The Movie Club

In Praise of “Gimme an Oscah” Performances

Melissa Leo in The Fighter

Dear All,

Stephanie, your hilarious takedown of Melissa Leo’s “Gimme an Oscah, yah fuckin’ retahd” performance in The Fighter brings me back to last year’s Movie Club; while Roger Ebert and I were rhapsodizing about Tilda Swinton as an alcoholic kidnapper in Julia, you busted in (with your Raising Arizona leitmotif blasting full force) to, in your words, “rain on the Tilda Swinton love parade.” You described your sense that, with Swinton, you could always see her showing her work, displaying her actorly passion and dedication and effort rather than disappearing into the character.
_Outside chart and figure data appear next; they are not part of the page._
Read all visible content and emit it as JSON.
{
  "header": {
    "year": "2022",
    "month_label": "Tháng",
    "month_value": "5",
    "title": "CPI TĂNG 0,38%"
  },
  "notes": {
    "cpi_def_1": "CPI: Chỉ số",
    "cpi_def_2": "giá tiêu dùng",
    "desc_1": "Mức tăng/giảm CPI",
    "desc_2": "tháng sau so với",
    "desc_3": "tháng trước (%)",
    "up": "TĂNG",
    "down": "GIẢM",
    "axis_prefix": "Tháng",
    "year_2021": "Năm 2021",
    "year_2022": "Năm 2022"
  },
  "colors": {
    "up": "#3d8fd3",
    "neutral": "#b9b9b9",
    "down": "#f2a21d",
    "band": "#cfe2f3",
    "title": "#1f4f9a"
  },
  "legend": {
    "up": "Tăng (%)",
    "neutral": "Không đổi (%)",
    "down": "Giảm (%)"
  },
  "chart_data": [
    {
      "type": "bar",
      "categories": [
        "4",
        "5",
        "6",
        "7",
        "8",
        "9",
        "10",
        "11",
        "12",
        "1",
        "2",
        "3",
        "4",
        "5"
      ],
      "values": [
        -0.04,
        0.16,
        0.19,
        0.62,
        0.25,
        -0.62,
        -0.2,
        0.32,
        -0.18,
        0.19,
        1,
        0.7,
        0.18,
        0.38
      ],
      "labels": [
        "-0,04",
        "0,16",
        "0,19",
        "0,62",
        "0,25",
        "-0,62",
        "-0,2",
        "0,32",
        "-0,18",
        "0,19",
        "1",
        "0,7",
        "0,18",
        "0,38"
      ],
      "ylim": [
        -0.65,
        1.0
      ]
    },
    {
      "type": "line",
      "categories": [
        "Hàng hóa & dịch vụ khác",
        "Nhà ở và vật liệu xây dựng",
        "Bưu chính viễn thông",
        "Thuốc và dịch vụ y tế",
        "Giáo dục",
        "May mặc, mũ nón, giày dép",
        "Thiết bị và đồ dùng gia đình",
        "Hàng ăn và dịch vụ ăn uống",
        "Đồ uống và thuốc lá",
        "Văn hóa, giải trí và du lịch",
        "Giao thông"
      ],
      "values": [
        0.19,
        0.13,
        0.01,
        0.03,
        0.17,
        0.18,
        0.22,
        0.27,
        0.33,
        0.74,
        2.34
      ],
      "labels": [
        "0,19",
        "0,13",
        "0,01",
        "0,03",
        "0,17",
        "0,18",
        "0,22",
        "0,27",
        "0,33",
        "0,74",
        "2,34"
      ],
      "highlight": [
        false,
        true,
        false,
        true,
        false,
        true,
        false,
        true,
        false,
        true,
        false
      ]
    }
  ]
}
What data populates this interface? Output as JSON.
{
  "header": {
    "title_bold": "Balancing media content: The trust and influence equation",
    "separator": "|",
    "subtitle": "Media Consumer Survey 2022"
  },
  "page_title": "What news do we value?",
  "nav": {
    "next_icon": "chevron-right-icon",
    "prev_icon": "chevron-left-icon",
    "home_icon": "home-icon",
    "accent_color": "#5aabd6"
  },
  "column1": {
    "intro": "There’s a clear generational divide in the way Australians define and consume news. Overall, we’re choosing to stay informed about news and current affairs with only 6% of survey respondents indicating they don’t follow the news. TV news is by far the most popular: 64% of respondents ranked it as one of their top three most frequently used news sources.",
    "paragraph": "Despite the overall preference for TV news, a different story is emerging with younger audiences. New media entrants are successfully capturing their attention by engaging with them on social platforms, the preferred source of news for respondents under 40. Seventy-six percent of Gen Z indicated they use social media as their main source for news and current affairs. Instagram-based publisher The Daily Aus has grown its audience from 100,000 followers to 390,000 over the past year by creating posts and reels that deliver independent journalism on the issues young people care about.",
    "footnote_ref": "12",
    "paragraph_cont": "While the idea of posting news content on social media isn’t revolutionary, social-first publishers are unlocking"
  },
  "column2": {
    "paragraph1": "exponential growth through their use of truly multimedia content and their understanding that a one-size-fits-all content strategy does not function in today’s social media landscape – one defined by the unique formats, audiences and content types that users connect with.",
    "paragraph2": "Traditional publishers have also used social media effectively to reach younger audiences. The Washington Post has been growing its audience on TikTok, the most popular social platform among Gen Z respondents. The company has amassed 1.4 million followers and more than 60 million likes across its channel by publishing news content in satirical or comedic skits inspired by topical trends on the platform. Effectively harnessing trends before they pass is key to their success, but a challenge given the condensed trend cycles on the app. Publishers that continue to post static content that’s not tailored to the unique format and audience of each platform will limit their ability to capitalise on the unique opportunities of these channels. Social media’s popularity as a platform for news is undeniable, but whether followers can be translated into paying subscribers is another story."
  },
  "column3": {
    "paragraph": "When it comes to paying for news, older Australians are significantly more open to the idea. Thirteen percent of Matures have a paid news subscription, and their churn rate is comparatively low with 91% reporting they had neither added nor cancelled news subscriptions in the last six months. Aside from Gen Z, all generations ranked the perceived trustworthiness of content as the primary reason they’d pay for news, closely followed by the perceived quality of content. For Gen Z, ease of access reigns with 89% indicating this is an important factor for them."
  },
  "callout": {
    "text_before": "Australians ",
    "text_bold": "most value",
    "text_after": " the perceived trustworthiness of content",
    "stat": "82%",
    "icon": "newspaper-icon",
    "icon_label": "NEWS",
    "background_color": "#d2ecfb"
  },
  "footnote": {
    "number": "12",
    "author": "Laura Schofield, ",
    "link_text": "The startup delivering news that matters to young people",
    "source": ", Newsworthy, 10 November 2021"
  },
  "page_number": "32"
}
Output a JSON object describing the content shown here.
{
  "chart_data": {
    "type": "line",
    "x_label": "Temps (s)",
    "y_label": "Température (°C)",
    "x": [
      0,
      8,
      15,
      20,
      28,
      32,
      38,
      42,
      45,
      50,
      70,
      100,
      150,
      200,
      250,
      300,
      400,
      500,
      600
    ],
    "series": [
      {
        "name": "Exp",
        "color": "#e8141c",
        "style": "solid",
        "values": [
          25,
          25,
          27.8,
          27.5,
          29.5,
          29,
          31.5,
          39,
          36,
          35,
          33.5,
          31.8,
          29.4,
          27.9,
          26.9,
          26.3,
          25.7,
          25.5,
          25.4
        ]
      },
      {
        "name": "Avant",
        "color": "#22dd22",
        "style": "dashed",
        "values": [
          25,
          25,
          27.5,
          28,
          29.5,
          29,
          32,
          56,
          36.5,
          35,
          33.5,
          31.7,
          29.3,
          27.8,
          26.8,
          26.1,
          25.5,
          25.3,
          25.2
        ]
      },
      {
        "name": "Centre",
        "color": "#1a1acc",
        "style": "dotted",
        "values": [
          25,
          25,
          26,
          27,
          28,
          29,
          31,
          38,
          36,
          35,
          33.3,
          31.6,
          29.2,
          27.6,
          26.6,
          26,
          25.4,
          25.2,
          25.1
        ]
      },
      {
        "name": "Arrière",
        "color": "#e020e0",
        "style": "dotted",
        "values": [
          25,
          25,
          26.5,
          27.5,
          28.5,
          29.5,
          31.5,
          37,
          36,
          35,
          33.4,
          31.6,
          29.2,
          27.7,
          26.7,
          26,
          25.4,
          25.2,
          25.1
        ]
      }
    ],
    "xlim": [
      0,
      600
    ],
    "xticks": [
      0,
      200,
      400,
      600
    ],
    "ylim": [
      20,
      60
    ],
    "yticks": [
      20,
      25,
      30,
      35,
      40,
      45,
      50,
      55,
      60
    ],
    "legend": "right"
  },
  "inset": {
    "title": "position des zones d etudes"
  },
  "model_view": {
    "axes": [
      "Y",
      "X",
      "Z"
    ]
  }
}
You’re right that this is often true of Swinton, and of Leo in The Fighter. These are big, grand, divalike performances, light-years from the self-effacing, miniaturist work Michelle Williams does in Blue Valentine. And while Williams gave my favorite female performance of this year, I can see the value in, and derive great pleasure from, the Maria Callas school of acting as well. What was fun about Leo’s turn in The Fighter came, in part, from how unexpected the casting was; we’re used to Leo as a big-hearted, unglamorous earth mother (a role she played in the excellent 2008 film Frozen River and on television this year in Treme). To see her trailing cigarette ash on her tight white jeans as the domineering matriarch of a brawling Boston family was to witness the transformative power of acting on display. It’s always glorious to see an actor humbly disappear into a role (the way John Hawkes did in Winter’s Bone or Jesse Eisenberg did in The Social Network, probably my two favorite male performances of the year). But it’s also great to watch someone disappear into a dress-up closet and sashay out, beehive-wigged and bigger than life.

Karina’s category of the “birthday cake movie”—a film that’s proudly artificial, that deliberately disguises its component parts and focuses on its effect on the audience—is a really useful way to think about movies like Dogtooth—wait, are there any other movies like Dogtooth? This Greek film about a father’s mind-control experiment on his children also acted as a kind of mind-control experiment on the audience, alternating between icily bleak comedy and shocking violence. It won the “Un Certain Regard” prize at Cannes, and that phrase describes the film’s strongest attribute precisely: It has nothing if not “a certain gaze,” a weird, sui generis way of looking at the world. I wouldn’t say I fell into the camp of unreconstructed Dogtooth lovers—it strained too hard to be a sociopolitical allegory, and the last half fell apart. But that movie felt like essential viewing, both as a promise of future things from the filmmaker Giorgos Lanthimos and as some kind of glimpse into a new possibility for cinema. On a less ambitious scale, Fatih Akin’s shaggy comedy Soul Kitchen and Lena Dunham’s coming-of-age sketch Tiny Furniture also worked as mini-genre reinventions that left me keen to see what their creators would do next.

And the circle of good movies keeps widening. Since this club started on Monday, I’ve watched two 2010 films—the explosive Italian melodrama/Mussolini biopic Vincere and John Cameron Mitchell’s delicate bereavement drama Rabbit Hole—that, had I seen them a few weeks earlier, might have edged their way onto my list for best of the year. (Karina, what you say about Stone—that DeNiro “finally got off his ass and acted, and nobody noticed”—goes for Nicole Kidman in Rabbit Hole as well. She’s a gifted actress who in recent years has risked being destroyed by her own vanity.)

Thank you all so much for coming together to have this conversation. Matt, you say that the multiplatform playfulness of Scott Pilgrim vs. the World convinced you for the first time that it was OK to call people you’ve met only online “friends.” This Movie Club has definitely elevated all four of you (only two of whom I’ve met in person) to that status for me. I hope 2011 is your best year ever, both in the movies and out.